For the next month or so I am going back to old photos. Jean sent me this photo. It is a group shot of my fourth grade folk dance group. We were named the A Cappers after our teacher Mrs Cappidoni seen at right. And to her right is Colleen. And at her shoulder is Anne. Both girls are married and maiden names are changed. This leads me to long story short. I searched for Anne on the internet many years after we were all adults. In the course of my search Colleen chanced to leave her maiden name on the high school website. We connected.
The costumes were as you see them. The boys wore vests and sash with a string tie. And the girls wore skirts and tops with a white blouse. My partner was Beverly center girl front row. In all these years I have been in touch with only Colleen. Well I corresponded with Anne by email once. She had nothing more to say. I can safely assume she will not chance across this comment. She was my neighbor growing up.
My search for Anne was merely a wish to know whether she was happy and her life had turned out well. You may surmise that of this group many of our lives turned out much differently than you might tell from this grade school picture.
And Colleen has told me she intentionally stood in front of Anne those many years ago. But I recognized her eyes. Yes, I am being intentionally obtuse. Who’s eyes?

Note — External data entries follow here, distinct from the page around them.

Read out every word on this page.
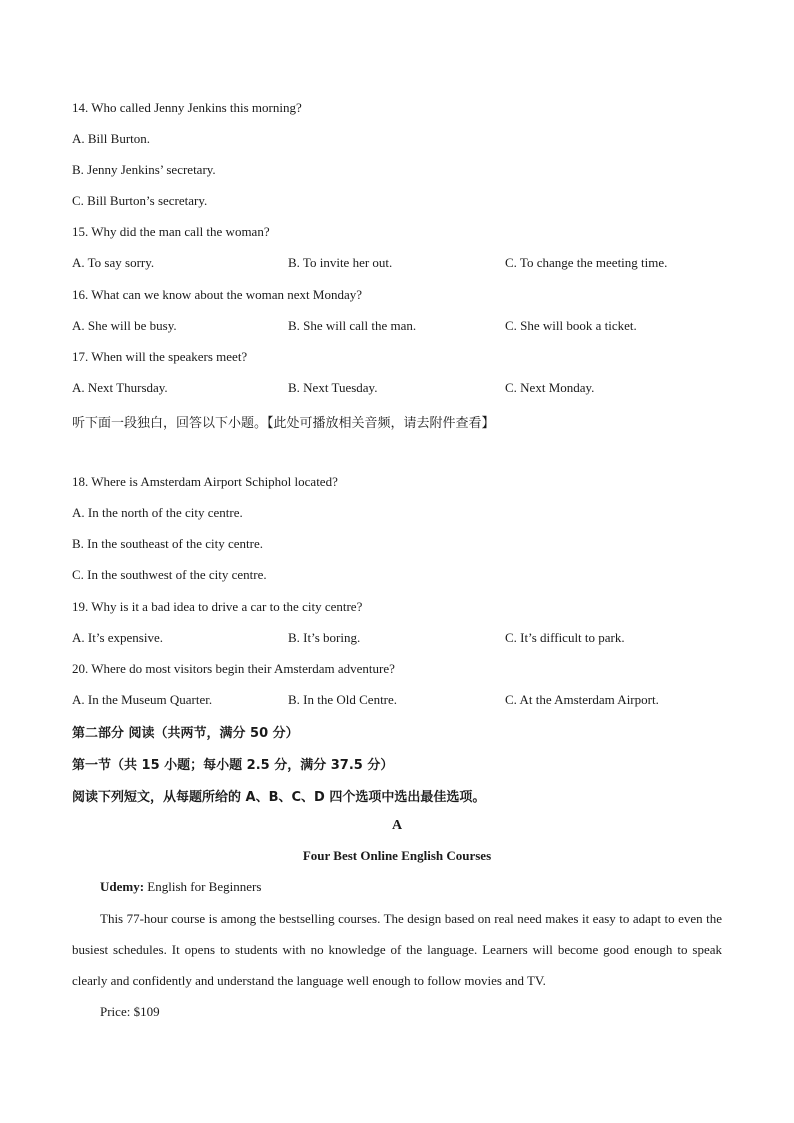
14. Who called Jenny Jenkins this morning?
A. Bill Burton.
B. Jenny Jenkins’ secretary.
C. Bill Burton’s secretary.
15. Why did the man call the woman?
A. To say sorry.	B. To invite her out.	C. To change the meeting time.
16. What can we know about the woman next Monday?
A. She will be busy.	B. She will call the man.	C. She will book a ticket.
17. When will the speakers meet?
A. Next Thursday.	B. Next Tuesday.	C. Next Monday.
听下面一段独白，回答以下小题。【此处可播放相关音频，请去附件查看】
18. Where is Amsterdam Airport Schiphol located?
A. In the north of the city centre.
B. In the southeast of the city centre.
C. In the southwest of the city centre.
19. Why is it a bad idea to drive a car to the city centre?
A. It’s expensive.	B. It’s boring.	C. It’s difficult to park.
20. Where do most visitors begin their Amsterdam adventure?
A. In the Museum Quarter.	B. In the Old Centre.	C. At the Amsterdam Airport.
第二部分 阅读（共两节，满分 50 分）
第一节（共 15 小题；每小题 2.5 分，满分 37.5 分）
阅读下列短文，从每题所给的 A、B、C、D 四个选项中选出最佳选项。
A
Four Best Online English Courses
Udemy: English for Beginners
This 77-hour course is among the bestselling courses. The design based on real need makes it easy to adapt to even the busiest schedules. It opens to students with no knowledge of the language. Learners will become good enough to speak clearly and confidently and understand the language well enough to follow movies and TV.
Price: $109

We moved to Elkins, West Virginia when I was six and left when I was about fourteen. I haven’t returned and all connections to my childhood there were severed when we moved away. I can google the place and look at google earth now. What I saw was that the neighborhood expanded and is now all developed with new/old homes for as far as the eye can see. My mother eventually had this custom house built on a brand new block. It was two years after we arrived. Custom designed by her, it was a three bedroom brick house with one car garage and a hip roof. In retrospect it should have had a two car garage. Otherwise it was in a new development area with all new families that had young kids. It was a pretty good place to grow up. And it wasn’t. I fondly remember a girl who lived next door named Anne. She ‘doesn’t do reunions.’ So, when I finally was able to track her down in the internet/google age, she emailed me once and went silent everafter. Here are the three boys, Victor, John, Eric, about 10, 5, and 1.